When considering the challenges of encryption in OT networks, I can’t help but think back to the old days of lock-and-key security; you knew exactly what was protected and how to unlock it. But in today’s interconnected and increasingly encrypted world, things aren’t so simple —especially for those of us tasked with keeping critical infrastructure secure. That’s why I’m thrilled to share how Nozomi Networks is tackling this head-on with our innovative approach to decrypting R-GOOSE traffic in power systems. Let’s walk through why this is a game-changer for securing substation automation and beyond.
This work evolved from our participation in IEC TC 57 WG 15, a working group within the International Electrotechnical Commission formed to undertake cybersecurity standards for power system communication protocols used in energy management and power system automation.
Impact of Protocol Encryption on Deep Packet Inspection in OT
OT networks have historically been reluctant to adopt cryptography for protecting communications, access and data at rest. This hesitation was due to the additional computational overhead and reliance on the physical isolation of OT networks. However, this landscape is now changing. OT networks are becoming increasingly integrated with external networks, making them more exposed to cyber threats and necessitating the adoption of stronger security mechanisms, including cryptography.
At the same time, OT devices are becoming more powerful and better equipped to handle cryptographic operations. We’re also seeing the emergence of new secure versions of OT protocols, such as OPC-UA, Modbus Secure, BACnet Secure Connect, PROFINET Security Class and security extensions for IEC 61850, among others. These advancements are paving the way for enhanced security in OT environments.
However, with cryptography, particularly encryption, comes a new challenge: encryption reduces visibility not only for attackers but also for security teams. It can obscure potential threats and anomalies in encrypted traffic, complicating monitoring and response efforts. Addressing this challenge requires innovative solutions to ensure that encryption strengthens security without sacrificing critical visibility.
Deep packet inspection (DPI) has proven to be a powerful network monitoring technique, extending the scope of network and system monitoring via classic tools like SNMP and Syslog. In OT networks, DPI collects additional information about connected assets, communications and process telemetry that can be used for threat detection — important details that otherwise would not be available to OT operators or SOC analysts.
By scrambling the contents of data packets, however, encryption renders traditional DPI methods largely ineffective.
Network Monitoring with Decryption at Scale
For defenders to get the most out of both protocol encryption and DPI, a compromise needs to be found, ideally within the network monitoring solution itself. It must be able to access plain-text traffic to carry out its classic tasks and detect threats. And it needs to work at scale, without continuous human intervention. What if the existing monitoring solution itself were able to decrypt the traffic, by giving it access to the necessary encryption keys?
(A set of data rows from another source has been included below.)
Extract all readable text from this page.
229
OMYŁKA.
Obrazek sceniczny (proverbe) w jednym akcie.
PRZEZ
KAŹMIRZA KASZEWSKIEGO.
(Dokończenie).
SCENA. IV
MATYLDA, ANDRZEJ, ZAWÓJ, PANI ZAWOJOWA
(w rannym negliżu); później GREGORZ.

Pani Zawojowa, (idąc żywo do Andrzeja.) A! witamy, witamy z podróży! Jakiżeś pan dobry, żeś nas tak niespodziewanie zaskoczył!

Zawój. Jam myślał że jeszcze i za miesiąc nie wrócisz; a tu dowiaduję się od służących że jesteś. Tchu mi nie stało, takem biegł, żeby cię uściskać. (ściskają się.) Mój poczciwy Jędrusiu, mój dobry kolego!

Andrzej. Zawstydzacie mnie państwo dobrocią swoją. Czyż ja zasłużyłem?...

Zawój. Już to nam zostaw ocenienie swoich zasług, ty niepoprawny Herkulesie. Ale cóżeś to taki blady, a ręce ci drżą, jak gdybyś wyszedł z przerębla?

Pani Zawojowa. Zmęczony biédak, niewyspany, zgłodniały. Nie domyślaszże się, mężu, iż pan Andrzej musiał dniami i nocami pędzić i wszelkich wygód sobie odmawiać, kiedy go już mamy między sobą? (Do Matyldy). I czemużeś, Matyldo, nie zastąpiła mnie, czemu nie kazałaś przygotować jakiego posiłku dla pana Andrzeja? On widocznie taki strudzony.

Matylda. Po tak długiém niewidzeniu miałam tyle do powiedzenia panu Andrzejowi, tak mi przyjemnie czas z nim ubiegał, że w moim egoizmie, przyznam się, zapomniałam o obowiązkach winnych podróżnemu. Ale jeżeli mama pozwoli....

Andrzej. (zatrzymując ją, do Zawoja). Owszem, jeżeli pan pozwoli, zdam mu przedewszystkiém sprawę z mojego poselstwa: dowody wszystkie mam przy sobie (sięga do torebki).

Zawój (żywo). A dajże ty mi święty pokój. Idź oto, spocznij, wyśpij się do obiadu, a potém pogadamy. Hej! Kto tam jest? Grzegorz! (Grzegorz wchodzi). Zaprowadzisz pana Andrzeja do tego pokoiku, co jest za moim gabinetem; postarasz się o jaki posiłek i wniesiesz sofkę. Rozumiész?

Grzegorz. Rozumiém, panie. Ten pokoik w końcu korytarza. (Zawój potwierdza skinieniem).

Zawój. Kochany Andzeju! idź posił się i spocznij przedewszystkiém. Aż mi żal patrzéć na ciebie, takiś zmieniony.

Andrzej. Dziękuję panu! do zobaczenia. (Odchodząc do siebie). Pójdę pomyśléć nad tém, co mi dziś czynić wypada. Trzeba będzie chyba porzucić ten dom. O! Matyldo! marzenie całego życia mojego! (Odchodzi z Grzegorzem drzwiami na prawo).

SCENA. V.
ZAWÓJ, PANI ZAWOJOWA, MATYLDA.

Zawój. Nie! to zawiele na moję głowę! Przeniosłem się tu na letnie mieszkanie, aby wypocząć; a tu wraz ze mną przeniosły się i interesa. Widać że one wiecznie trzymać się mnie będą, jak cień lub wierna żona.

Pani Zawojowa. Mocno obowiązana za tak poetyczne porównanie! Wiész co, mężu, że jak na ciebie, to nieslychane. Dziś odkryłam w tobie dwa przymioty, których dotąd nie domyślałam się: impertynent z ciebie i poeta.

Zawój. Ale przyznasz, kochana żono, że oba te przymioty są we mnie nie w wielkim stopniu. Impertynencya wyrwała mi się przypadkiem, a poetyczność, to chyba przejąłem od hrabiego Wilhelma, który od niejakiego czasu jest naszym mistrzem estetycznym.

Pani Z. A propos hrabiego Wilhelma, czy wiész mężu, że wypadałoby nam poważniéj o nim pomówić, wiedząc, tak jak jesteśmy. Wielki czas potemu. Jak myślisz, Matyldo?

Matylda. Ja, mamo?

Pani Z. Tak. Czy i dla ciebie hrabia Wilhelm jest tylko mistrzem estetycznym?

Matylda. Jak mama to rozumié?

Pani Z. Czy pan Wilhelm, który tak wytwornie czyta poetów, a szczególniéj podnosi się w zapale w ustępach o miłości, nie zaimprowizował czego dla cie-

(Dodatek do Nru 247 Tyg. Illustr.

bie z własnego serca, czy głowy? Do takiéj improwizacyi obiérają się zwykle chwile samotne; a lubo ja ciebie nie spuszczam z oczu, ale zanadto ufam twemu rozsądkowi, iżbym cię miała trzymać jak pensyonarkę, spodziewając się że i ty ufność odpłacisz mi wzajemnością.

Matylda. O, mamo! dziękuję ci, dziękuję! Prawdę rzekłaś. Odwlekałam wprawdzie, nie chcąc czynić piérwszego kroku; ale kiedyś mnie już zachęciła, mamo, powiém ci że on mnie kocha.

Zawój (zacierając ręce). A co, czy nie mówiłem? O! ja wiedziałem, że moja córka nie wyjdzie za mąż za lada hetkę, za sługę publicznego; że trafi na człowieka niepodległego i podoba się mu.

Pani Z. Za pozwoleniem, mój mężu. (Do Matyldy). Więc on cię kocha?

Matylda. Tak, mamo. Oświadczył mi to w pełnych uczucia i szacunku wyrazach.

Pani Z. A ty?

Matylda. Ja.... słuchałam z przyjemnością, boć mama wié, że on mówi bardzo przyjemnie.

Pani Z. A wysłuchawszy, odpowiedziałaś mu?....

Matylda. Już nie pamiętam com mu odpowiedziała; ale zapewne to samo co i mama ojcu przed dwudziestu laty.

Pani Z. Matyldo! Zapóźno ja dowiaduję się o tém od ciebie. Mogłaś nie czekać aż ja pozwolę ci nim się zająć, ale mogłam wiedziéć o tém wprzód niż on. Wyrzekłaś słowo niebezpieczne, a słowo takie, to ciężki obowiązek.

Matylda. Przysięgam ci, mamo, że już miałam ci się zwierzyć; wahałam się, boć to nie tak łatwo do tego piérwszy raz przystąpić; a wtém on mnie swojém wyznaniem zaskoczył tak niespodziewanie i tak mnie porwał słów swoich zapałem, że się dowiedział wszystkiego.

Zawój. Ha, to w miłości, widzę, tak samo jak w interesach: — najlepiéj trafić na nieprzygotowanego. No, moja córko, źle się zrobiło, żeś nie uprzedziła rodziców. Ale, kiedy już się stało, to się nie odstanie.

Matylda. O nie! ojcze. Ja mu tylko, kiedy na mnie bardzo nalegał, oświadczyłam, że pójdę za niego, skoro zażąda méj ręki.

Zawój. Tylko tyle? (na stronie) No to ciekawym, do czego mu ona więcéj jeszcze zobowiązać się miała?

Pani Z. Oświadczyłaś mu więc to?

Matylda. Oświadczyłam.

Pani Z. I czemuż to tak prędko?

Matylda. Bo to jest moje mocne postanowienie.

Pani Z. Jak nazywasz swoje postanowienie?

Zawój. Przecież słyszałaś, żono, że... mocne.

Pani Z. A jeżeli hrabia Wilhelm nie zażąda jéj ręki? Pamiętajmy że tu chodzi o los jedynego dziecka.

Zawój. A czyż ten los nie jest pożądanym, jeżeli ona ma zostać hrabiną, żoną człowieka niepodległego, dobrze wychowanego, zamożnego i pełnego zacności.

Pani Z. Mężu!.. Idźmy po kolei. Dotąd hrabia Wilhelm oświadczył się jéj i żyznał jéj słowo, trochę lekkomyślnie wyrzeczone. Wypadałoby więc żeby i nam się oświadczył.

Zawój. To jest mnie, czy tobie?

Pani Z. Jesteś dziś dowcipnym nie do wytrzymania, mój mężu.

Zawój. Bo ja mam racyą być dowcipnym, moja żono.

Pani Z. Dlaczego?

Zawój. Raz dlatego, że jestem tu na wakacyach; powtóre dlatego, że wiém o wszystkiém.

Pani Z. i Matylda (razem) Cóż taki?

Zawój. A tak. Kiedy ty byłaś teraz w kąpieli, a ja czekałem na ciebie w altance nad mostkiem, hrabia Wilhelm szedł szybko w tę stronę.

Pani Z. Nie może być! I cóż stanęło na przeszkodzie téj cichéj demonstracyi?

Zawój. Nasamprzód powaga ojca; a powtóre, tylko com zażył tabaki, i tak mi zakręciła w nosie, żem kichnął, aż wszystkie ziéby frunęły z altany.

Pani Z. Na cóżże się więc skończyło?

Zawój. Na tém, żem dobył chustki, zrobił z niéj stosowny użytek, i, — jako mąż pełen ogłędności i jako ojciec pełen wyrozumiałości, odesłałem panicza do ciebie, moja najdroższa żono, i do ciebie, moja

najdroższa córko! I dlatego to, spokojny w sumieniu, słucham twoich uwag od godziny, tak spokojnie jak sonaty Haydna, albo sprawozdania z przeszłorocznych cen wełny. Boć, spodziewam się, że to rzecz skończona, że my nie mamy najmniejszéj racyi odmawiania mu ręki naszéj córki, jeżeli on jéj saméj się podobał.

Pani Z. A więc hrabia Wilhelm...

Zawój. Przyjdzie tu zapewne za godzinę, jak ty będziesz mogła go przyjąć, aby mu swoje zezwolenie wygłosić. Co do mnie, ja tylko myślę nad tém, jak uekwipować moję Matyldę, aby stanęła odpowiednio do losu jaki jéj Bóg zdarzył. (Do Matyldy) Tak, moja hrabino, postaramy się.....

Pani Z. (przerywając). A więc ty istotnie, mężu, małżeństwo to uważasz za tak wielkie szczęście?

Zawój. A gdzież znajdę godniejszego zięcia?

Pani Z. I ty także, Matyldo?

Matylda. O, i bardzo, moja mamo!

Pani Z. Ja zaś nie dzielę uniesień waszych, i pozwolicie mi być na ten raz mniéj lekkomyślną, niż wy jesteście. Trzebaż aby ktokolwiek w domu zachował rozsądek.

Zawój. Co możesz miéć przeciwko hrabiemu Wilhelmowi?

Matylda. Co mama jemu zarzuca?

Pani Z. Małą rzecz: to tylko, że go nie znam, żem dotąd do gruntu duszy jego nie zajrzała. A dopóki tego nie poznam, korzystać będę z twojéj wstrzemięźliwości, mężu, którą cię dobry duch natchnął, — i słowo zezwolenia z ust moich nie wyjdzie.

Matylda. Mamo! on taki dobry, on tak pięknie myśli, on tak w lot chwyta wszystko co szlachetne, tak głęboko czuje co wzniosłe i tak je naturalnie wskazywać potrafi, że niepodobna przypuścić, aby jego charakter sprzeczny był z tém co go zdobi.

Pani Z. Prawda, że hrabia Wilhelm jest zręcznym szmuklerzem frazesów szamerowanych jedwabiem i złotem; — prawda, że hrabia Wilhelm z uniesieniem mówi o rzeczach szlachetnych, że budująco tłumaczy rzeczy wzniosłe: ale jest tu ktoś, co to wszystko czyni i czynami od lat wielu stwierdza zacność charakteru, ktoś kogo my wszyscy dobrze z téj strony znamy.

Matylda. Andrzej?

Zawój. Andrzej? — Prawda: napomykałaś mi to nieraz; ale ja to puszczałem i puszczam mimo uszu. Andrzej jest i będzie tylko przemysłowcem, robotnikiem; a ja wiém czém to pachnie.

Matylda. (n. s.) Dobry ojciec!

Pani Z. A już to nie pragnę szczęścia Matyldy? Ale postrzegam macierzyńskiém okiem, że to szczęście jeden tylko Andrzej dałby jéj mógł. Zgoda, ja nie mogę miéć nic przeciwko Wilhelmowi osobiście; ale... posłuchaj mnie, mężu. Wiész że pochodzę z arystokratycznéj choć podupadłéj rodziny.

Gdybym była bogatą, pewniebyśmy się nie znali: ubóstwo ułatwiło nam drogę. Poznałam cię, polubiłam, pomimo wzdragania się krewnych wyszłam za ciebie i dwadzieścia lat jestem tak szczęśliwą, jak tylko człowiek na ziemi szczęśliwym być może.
Decryption of R-GOOSE via a GDOI Key Exchange
In substation automation, GOOSE messages are used to carry measurements or trip signals among intelligent electronic devices (IEDs). A routed version, R-GOOSE, has been developed to transmit such signals across substations via public wide area networks, therefore requiring the communication to be encrypted. In a publish-subscribe multicast environment like the one GOOSE and R-GOOSE actors use, a possible solution to create and distribute keys is to introduce a key distribution center (KDC) for each actor to enroll in. The KDC implements a key exchange mechanism called Group Domain of Interpretation, or GDOI, as defined in IEC 62351-9, where every publisher gets and uses a group-based encryption key to publish, and subscribers get and use the same encryption key to decrypted subscribed messages.
In this context, the trusted network monitoring solution can enroll the multicast group as another subscriber, to be able to decrypt the communication.
Thanks to implementing an integration with a IEC 62351-9 GDOI KDC, Nozomi can analyze encrypted R-GOOSE communication and protect these power system automation networks in a scalable way.